Orwell, language and thought

In the comments thread for my post on ‘political correctness’, Derrida Derider argues, citing Orwell, that

The language gamesters are unfortunately right – you CAN change the way people think, up to a point anyway, by changing language.

I think Orwell’s discussion of the issue left some ambiguities unresolved. Orwell is clear on the point that sloppy language can be a tool for self-deception. The prime example of this is the 1984 concept of ‘doublethink’, the capacity to maintain two contradictory beliefs at the same time that is essential to survival in a totalitarian system.

But the other side of doublethink is that, at some level, everyone knows the score. Experience of totalitarian systems over a long period suggests that in the end, command over language does not entail command over thought. Rather, in a totalitarian system, people necessarily develop a series of language codes:

  • the official propaganda language for business dealings
  • ,

  • a set of very subtle and deniable codes for talk with a general circle of friends to be used, for example, to refer to blackmarket transactions or office politics
  • and a still-coded but more direct language for intimate friends who can be presumed ‘safe’
  • .

I’ve referred to totalitarian systems in general, but in fact a lot of this discussion is only really applicable to Communist systems, which claimed to be democratic socialist states run by and for workers. Reflecting La Rouchefoucauld’s maxim that ‘hypocrisy is the tribute vice pays to virtue’, the maintenance of this claim in states which whose oligarchical and exploitative nature was evident to all required a high degree of ‘thought control’.

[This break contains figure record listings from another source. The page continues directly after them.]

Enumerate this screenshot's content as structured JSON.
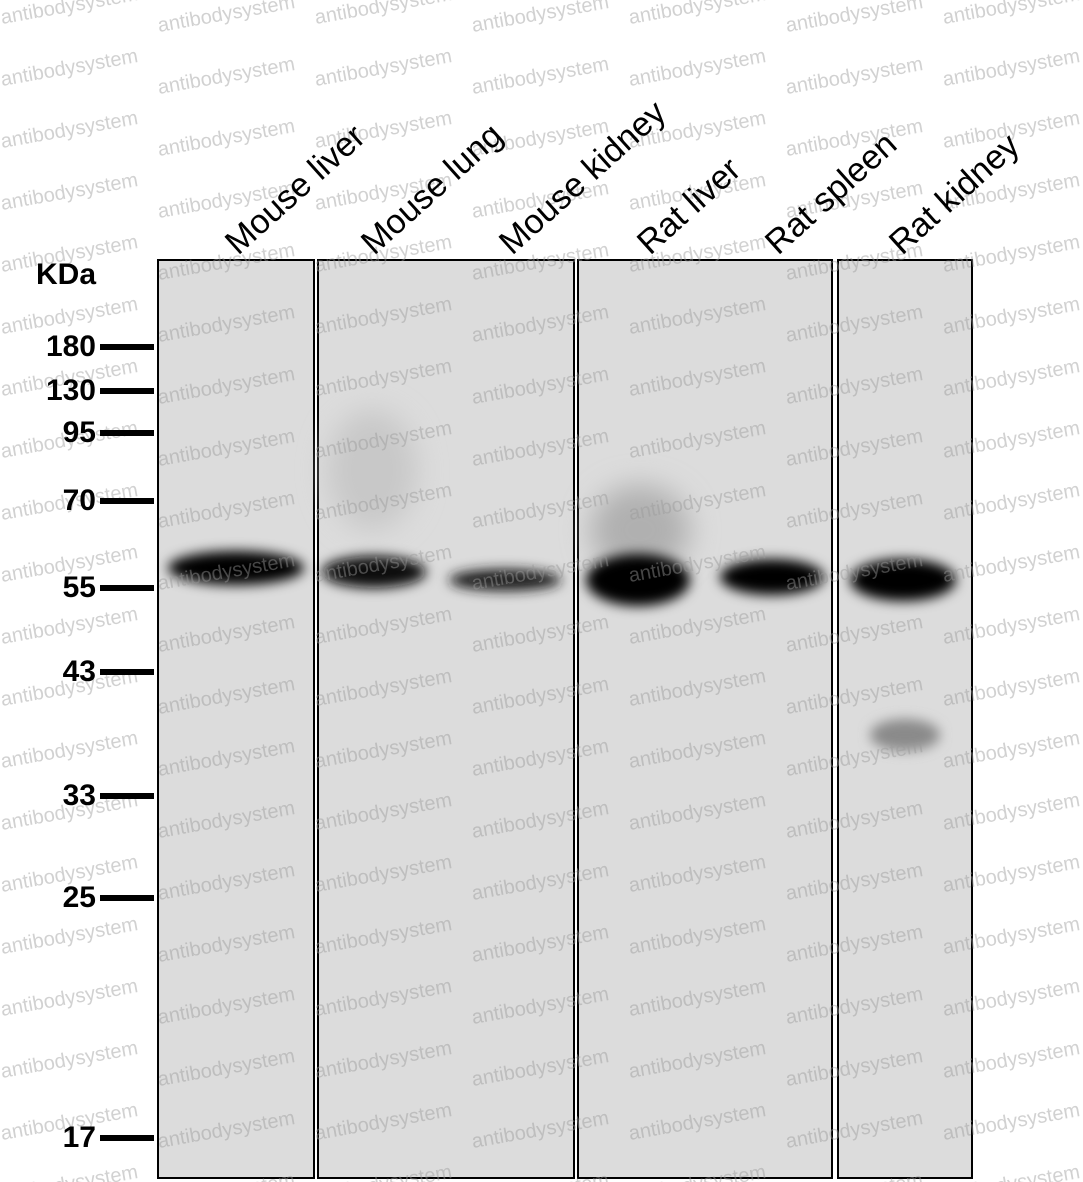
{
  "watermark": "antibodysystem",
  "unit_label": "KDa",
  "markers": [
    "180",
    "130",
    "95",
    "70",
    "55",
    "43",
    "33",
    "25",
    "17"
  ],
  "lanes": [
    "Mouse liver",
    "Mouse lung",
    "Mouse kidney",
    "Rat liver",
    "Rat spleen",
    "Rat kidney"
  ]
}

By contrast, as I observed in my review of Lilla’s Reckless Minds, ‘Although Nazi propaganda was mendacious in every detail, it never concealed the fundamental nature of Nazism.’ The Nazis never pretended to embody ideals of peace and democracy, openly declaring their preference for war and mastery. As a result, the language of the Nazis was mostly simple and direct. As with Bismarck a generation or two earlier, Nazi rhetoric was full of references to blood and iron, and this was a pretty fair summary of what they actually gave the world.